I have a lot of mixed-up feelings and frustrations being here, and I want to do justice to them all in words, but writing is a process that is like sand falling through my fingers. As soon as I put pen to paper, my ideas dissipate and dissolve in my head.

Currently, I am sitting in a meeting with 5 of us representing GENSEN and SEM, and I AM ANGRY. There are 6 group leaders, actually 7 when I look around, maybe 8, because the person speaking now does not look like the ecovillage president we met yesterday. We have Mamadou Dieng, who we’re staying with here, also. That makes 14 people in this office. And it doesn’t even matter that I’m here. El Hadj actually just stated this, very (off-handedly) much a brushing off…

I feel as though I’ve been thrown into an acrobatic trap of ropes and pulleys, boxed into corners, into situations that are awkward, that I don’t want to be in.

It’s kind of like I have to accept that some things will never be understood, some things just won’t be translated; but it’s in many ways easier just to become exceedingly frustrated, animated, hyper-critical, and give up.

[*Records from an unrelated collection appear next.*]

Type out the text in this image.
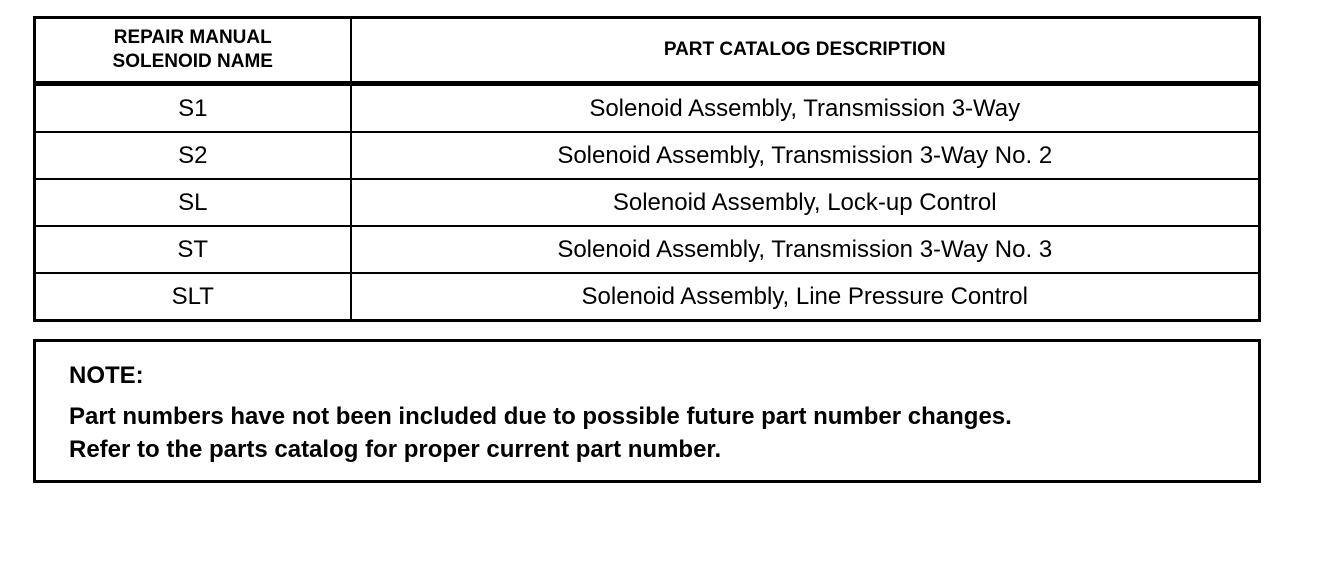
REPAIR MANUAL
SOLENOID NAME	PART CATALOG DESCRIPTION
S1	Solenoid Assembly, Transmission 3-Way
S2	Solenoid Assembly, Transmission 3-Way No. 2
SL	Solenoid Assembly, Lock-up Control
ST	Solenoid Assembly, Transmission 3-Way No. 3
SLT	Solenoid Assembly, Line Pressure Control

NOTE:

Part numbers have not been included due to possible future part number changes.
Refer to the parts catalog for proper current part number.
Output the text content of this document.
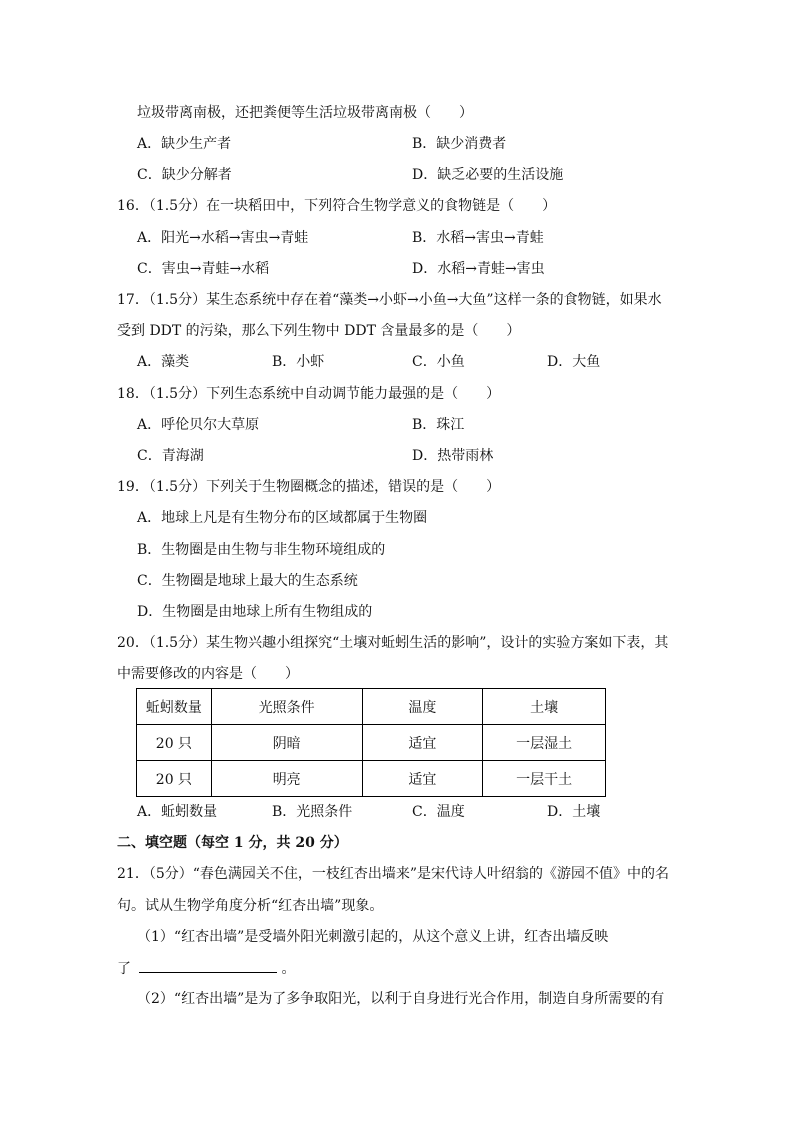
垃圾带离南极，还把粪便等生活垃圾带离南极（　　）
A．缺少生产者	B．缺少消费者
C．缺少分解者	D．缺乏必要的生活设施
16．（1.5分）在一块稻田中，下列符合生物学意义的食物链是（　　）
A．阳光→水稻→害虫→青蛙	B．水稻→害虫→青蛙
C．害虫→青蛙→水稻	D．水稻→青蛙→害虫
17．（1.5分）某生态系统中存在着“藻类→小虾→小鱼→大鱼”这样一条的食物链，如果水
受到 DDT 的污染，那么下列生物中 DDT 含量最多的是（　　）
A．藻类	B．小虾	C．小鱼	D．大鱼
18．（1.5分）下列生态系统中自动调节能力最强的是（　　）
A．呼伦贝尔大草原	B．珠江
C．青海湖	D．热带雨林
19．（1.5分）下列关于生物圈概念的描述，错误的是（　　）
A．地球上凡是有生物分布的区域都属于生物圈
B．生物圈是由生物与非生物环境组成的
C．生物圈是地球上最大的生态系统
D．生物圈是由地球上所有生物组成的
20．（1.5分）某生物兴趣小组探究“土壤对蚯蚓生活的影响”，设计的实验方案如下表，其
中需要修改的内容是（　　）
蚯蚓数量	光照条件	温度	土壤
20 只	阴暗	适宜	一层湿土
20 只	明亮	适宜	一层干土
A．蚯蚓数量	B．光照条件	C．温度	D．土壤
二、填空题（每空 1 分，共 20 分）
21．（5分）“春色满园关不住，一枝红杏出墙来”是宋代诗人叶绍翁的《游园不值》中的名
句。试从生物学角度分析“红杏出墙”现象。
（1）“红杏出墙”是受墙外阳光刺激引起的，从这个意义上讲，红杏出墙反映
了	。
（2）“红杏出墙”是为了多争取阳光，以利于自身进行光合作用，制造自身所需要的有
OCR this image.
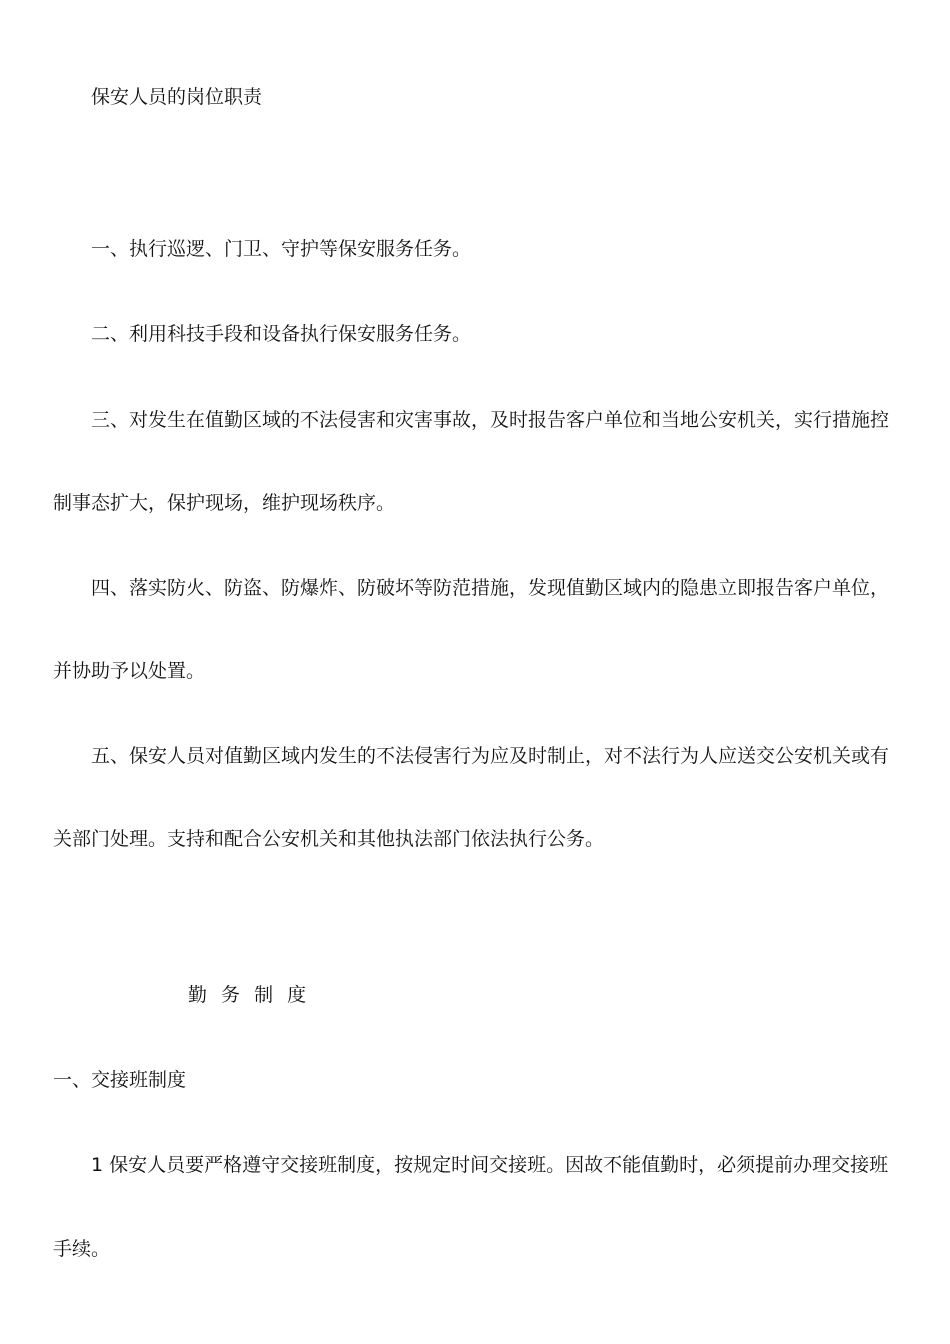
保安人员的岗位职责

一、执行巡逻、门卫、守护等保安服务任务。

二、利用科技手段和设备执行保安服务任务。

三、对发生在值勤区域的不法侵害和灾害事故，及时报告客户单位和当地公安机关，实行措施控

制事态扩大，保护现场，维护现场秩序。

四、落实防火、防盗、防爆炸、防破坏等防范措施，发现值勤区域内的隐患立即报告客户单位，

并协助予以处置。

五、保安人员对值勤区域内发生的不法侵害行为应及时制止，对不法行为人应送交公安机关或有

关部门处理。支持和配合公安机关和其他执法部门依法执行公务。

勤 务 制 度

一、交接班制度

1 保安人员要严格遵守交接班制度，按规定时间交接班。因故不能值勤时，必须提前办理交接班

手续。
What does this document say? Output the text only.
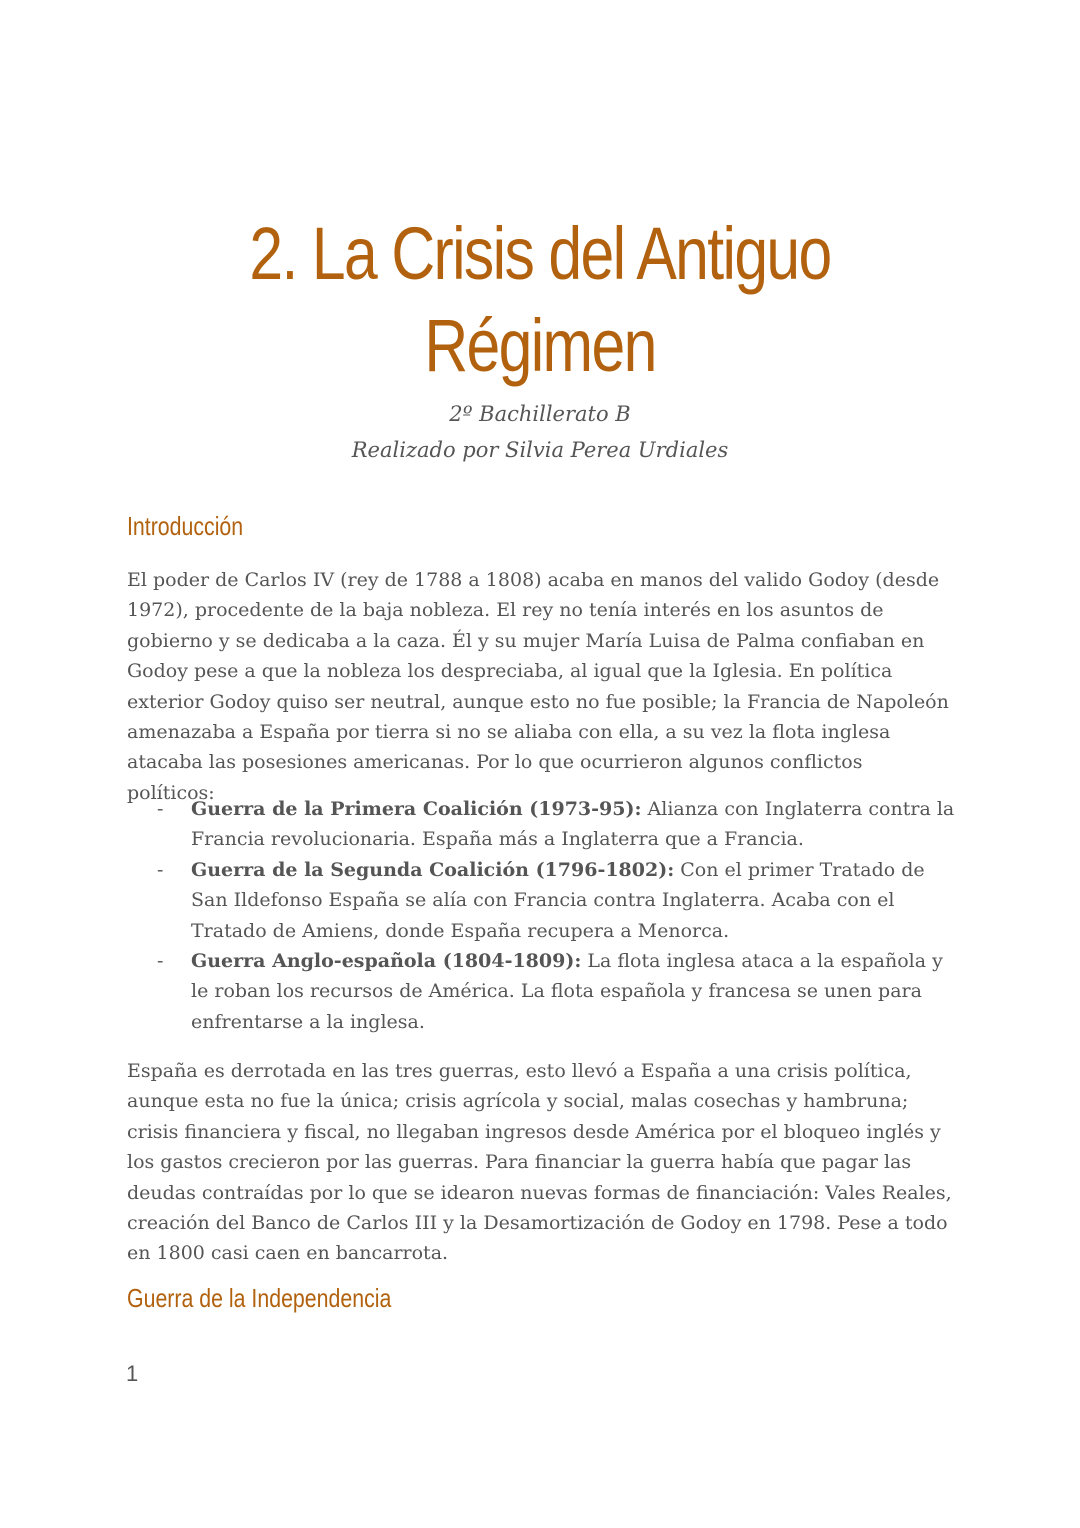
2. La Crisis del Antiguo
Régimen
2º Bachillerato B
Realizado por Silvia Perea Urdiales
Introducción

El poder de Carlos IV (rey de 1788 a 1808) acaba en manos del valido Godoy (desde 1972), procedente de la baja nobleza. El rey no tenía interés en los asuntos de gobierno y se dedicaba a la caza. Él y su mujer María Luisa de Palma confiaban en Godoy pese a que la nobleza los despreciaba, al igual que la Iglesia. En política exterior Godoy quiso ser neutral, aunque esto no fue posible; la Francia de Napoleón amenazaba a España por tierra si no se aliaba con ella, a su vez la flota inglesa atacaba las posesiones americanas. Por lo que ocurrieron algunos conflictos políticos:

- Guerra de la Primera Coalición (1973-95): Alianza con Inglaterra contra la Francia revolucionaria. España más a Inglaterra que a Francia.
- Guerra de la Segunda Coalición (1796-1802): Con el primer Tratado de San Ildefonso España se alía con Francia contra Inglaterra. Acaba con el Tratado de Amiens, donde España recupera a Menorca.
- Guerra Anglo-española (1804-1809): La flota inglesa ataca a la española y le roban los recursos de América. La flota española y francesa se unen para enfrentarse a la inglesa.

España es derrotada en las tres guerras, esto llevó a España a una crisis política, aunque esta no fue la única; crisis agrícola y social, malas cosechas y hambruna; crisis financiera y fiscal, no llegaban ingresos desde América por el bloqueo inglés y los gastos crecieron por las guerras. Para financiar la guerra había que pagar las deudas contraídas por lo que se idearon nuevas formas de financiación: Vales Reales, creación del Banco de Carlos III y la Desamortización de Godoy en 1798. Pese a todo en 1800 casi caen en bancarrota.

Guerra de la Independencia
1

Today, we had a meeting with the leaders of Thiaroye, and we had a very tense and heated beginning to to the (pre)meeting, but I kept running up against a brick wall of language barrier, with very little of my worries and concerns actually being understood and addressed. We’d agreed to each discuss one quadrant of the EDE diagram, but when it came time to discuss it, El Hadj described the whole thing and then told Jisselle and me it doesn’t matter if we help or not. We felt very irrelevant, unnecessary, unwanted, and excluded from the process, and though we expressed this, we were only met with misunderstanding and more impoliteness from the males.